2. “I have plenty of time.” AKA: Only old people need estate plans. First of all, just because you’re young doesn’t mean bad things can’t happen to you. But you know this, and anyway, this post is not about fear. Unexpected tragedies aside, an estate plan is useful even when you’re young because an estate plan is not just about death. A good estate plan will include not only a will, but also a healthcare directive and HIPAA Authorization (both of which are useful if you find yourself facing a surprise stay in the hospital), Power of Attorney documents (which you may need if you ever travel outside the country or are otherwise unable to sign for yourself on financial or legal documents), and legal documents relating to minor children (such as medical authorizations—an essential document if you leave your minor child with a babysitter for any extended period of time.)

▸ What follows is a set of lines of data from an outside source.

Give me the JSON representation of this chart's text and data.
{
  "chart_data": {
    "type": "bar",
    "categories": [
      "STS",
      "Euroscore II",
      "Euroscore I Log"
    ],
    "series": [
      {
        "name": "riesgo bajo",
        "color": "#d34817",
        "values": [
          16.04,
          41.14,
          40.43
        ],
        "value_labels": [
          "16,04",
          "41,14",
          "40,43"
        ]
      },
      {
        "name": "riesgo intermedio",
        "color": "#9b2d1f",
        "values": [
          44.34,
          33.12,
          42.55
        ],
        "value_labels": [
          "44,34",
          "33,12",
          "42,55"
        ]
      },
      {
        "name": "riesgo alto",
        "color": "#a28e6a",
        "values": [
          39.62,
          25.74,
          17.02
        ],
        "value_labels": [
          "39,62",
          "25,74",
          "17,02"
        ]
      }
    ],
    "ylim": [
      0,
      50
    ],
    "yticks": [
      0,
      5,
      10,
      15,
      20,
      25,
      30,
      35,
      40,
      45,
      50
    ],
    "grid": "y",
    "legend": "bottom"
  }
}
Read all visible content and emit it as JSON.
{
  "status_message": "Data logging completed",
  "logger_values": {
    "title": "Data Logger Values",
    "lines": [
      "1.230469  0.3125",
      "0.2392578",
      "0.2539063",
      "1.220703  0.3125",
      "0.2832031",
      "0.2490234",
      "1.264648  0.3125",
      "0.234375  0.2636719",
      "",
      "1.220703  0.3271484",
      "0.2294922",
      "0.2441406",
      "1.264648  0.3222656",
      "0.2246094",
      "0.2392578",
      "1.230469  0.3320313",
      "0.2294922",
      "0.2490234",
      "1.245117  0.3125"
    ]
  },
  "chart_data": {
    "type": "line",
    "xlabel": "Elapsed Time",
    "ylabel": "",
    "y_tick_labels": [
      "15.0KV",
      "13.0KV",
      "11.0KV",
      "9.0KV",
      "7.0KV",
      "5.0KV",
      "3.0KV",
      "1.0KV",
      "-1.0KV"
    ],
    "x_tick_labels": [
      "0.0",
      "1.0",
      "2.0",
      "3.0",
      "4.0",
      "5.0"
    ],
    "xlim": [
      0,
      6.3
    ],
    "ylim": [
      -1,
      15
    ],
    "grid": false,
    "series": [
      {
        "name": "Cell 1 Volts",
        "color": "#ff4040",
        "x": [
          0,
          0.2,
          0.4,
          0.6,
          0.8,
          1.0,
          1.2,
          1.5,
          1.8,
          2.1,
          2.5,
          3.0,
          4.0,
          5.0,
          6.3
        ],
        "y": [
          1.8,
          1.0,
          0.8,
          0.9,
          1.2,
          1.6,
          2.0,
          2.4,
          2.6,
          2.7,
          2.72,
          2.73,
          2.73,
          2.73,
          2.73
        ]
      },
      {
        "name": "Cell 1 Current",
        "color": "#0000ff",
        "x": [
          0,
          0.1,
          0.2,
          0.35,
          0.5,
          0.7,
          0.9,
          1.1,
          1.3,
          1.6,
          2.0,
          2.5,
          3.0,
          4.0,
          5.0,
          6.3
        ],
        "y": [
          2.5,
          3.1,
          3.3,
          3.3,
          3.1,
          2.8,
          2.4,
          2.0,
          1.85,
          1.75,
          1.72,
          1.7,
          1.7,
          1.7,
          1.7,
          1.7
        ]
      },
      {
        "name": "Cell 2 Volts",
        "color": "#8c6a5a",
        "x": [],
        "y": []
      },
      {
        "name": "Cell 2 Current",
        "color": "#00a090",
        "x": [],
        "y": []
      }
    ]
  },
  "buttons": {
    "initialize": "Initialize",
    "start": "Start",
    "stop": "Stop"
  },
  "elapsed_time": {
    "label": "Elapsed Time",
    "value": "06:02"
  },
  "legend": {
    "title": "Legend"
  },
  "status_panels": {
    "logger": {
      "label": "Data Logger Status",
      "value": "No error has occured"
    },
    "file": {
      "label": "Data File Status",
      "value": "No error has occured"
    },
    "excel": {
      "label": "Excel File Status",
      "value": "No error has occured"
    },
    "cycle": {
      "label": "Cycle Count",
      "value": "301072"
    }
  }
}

3. Married people don’t need estate plans. While it is true that a married person with straightforward wishes for the distribution of their property has less need of estate planning, it does not necessarily follow that they can skip estate planning altogether. Under normal circumstances, any jointly held property will pass to the surviving spouse upon the death of the first spouse… But what happens if the surviving spouse gets re-married? What about the property you would specifically like to go to your children, or to your parents or siblings? And what if both you and your spouse die together? These are the reasons why even married people should consider drawing up at least a simple plan.
4. All I need is a quick will and I’m done. A quick will is certainly better than no will. And if you want to be technical, you don’t even need a quick will; after all, your state of residence has a plan already in place for you. The problem is that it may not be the plan you want. There is a saying that “anything worth doing is worth doing well.” This goes for wills (or any other legal document) as well. If you want the basics you can have the basics. But if you want the best, you’re going to need to spend a little more time on it.
5. Estate Planning is only about money. Although money is often one of the main motivating factors behind creating an estate plan, money is absolutely not what estate planning is all about. Estate planning is about people. It’s about your family and doing what’s right for them. Estate planning is not just about saving your family from estate taxes, or making sure Junior gets the house; it’s about leaving them peace of mind. A well thought-out will or trust saves them from a lengthy probate process, but also reassures your children that they are doing what mom or dad really would have wanted. And sometimes a well designed plan might include a personal statement of values and wishes for your spouse and children, a writing that is sometimes called a memorandum of intent. Indeed, such a personal statement can give you the opportunity to express certain things that you may not have been able to express during life. An estate plan is full of documents designed not just to save you or your heirs money, but to allow you to express your wishes and values even after your death. Estate Planning is about more than just money—it’s about family, legacy, and love.